Regulation of dnaB function in DNA replication in Escherichia coli by dnaC and lambda P gene products.

The dnaB protein of Escherichia coli, a multifunctional DNA-dependent ribonucleotide triphosphatase and dATPase, cross-links to ATP on ultraviolet irradiation under conditions that support rNTPase and dATPase activities of dnaB protein. The covalent cross-linking to ATP is specifically inhibited by ribonucleotides and dATP. Tryptic peptide mapping demonstrates that ATP cross-links to only the 33-kDa tryptic fragment (Fragment II) of dnaB protein. The presence of single-stranded DNA alters the covalent labeling of dnaB protein by ATP, suggesting a possible role of DNA on the mode of nucleotide binding by dnaB protein. Present studies demonstrate that the dnaC gene product binds ribonucleotides independent of dnaB protein.
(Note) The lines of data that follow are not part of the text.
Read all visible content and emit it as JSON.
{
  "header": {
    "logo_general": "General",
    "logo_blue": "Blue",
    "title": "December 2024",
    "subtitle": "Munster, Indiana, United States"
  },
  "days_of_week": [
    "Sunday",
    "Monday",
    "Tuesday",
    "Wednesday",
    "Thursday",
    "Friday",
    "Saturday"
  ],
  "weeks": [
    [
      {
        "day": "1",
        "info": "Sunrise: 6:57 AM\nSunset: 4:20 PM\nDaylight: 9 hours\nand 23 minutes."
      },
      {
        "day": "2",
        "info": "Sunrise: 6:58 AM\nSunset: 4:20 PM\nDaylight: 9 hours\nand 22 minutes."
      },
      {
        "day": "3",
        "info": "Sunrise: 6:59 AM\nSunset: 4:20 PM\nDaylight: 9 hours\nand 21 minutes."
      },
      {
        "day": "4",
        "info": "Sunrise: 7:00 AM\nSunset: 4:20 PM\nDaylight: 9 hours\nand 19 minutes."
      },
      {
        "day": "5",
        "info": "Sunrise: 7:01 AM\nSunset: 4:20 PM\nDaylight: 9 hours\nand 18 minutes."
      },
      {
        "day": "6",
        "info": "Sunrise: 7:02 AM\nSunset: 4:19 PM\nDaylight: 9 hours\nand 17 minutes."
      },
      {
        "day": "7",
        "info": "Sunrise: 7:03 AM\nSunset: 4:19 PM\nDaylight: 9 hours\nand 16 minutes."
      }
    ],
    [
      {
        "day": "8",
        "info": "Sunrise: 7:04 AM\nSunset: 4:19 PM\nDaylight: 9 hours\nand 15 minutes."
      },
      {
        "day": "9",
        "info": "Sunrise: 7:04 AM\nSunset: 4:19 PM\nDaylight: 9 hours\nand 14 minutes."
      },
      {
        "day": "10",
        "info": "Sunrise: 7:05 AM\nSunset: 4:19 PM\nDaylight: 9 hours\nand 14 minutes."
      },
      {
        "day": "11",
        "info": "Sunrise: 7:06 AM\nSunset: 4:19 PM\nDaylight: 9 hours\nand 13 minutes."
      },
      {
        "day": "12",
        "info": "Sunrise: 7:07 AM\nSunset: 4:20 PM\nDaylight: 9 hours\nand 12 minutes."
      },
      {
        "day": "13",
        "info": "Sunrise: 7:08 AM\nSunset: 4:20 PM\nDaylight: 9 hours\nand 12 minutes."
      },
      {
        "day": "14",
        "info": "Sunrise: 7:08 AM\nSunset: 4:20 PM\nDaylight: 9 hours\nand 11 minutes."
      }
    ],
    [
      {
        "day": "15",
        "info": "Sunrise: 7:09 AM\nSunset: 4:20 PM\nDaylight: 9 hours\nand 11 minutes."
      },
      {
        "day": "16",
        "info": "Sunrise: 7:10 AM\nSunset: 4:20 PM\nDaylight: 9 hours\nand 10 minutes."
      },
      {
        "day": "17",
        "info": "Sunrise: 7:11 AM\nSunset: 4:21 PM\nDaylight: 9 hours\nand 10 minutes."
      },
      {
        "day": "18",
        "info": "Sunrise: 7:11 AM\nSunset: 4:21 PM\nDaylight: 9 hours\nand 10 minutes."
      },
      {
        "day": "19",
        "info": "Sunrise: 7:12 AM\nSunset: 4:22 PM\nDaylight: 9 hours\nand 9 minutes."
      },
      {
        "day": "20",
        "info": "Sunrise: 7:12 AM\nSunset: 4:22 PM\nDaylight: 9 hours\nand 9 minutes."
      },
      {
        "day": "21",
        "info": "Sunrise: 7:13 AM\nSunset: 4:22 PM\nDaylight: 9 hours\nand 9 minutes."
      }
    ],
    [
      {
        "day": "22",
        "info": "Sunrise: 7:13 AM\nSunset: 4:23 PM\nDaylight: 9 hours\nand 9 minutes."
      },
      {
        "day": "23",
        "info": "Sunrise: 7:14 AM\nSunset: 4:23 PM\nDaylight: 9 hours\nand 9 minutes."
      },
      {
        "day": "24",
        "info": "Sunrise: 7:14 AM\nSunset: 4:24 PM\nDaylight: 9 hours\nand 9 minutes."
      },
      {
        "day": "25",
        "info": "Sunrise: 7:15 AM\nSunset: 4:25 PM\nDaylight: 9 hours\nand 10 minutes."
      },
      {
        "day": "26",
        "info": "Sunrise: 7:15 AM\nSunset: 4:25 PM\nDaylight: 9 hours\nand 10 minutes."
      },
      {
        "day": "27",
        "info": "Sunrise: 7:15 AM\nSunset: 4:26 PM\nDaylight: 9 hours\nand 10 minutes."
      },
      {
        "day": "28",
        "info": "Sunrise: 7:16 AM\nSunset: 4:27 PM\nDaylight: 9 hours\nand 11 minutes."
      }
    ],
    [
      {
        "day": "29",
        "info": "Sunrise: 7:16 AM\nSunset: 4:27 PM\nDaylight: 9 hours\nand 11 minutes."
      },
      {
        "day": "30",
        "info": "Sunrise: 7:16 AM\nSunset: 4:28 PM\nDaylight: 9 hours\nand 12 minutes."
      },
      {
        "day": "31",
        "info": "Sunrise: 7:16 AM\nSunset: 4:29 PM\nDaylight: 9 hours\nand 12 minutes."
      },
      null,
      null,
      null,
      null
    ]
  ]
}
On dnaB-dnaC protein complex formation, covalent incorporation of ATP to dnaB protein decreases approximately 70% with a concomitant increase of ATP incorporation to dnaC protein by approximately 3-fold. The mechanism of this phenomenon has been analyzed in detail by titrating dnaB protein with increasing amounts of dnaC protein. The binding of dnaC protein to dnaB protein appears to be a noncooperative process. The lambda P protein, which interacts with dnaB protein in the bacteriophage lambda DNA replication, does not bind ATP in the presence or absence of dnaB protein. However, lambda P protein enhances the covalent incorporation of ATP to dnaB protein approximately 4-fold, suggesting a direct physical interaction between lambda P and dnaB proteins with a probable change in the modes of nucleotide binding to dnaB protein. The lambda P protein likely forms a lambda P-dnaB-ATP dead-end ternary complex. The implications of these results in the E. coli and bacteriophage lambda chromosomal DNA replication are discussed.[1]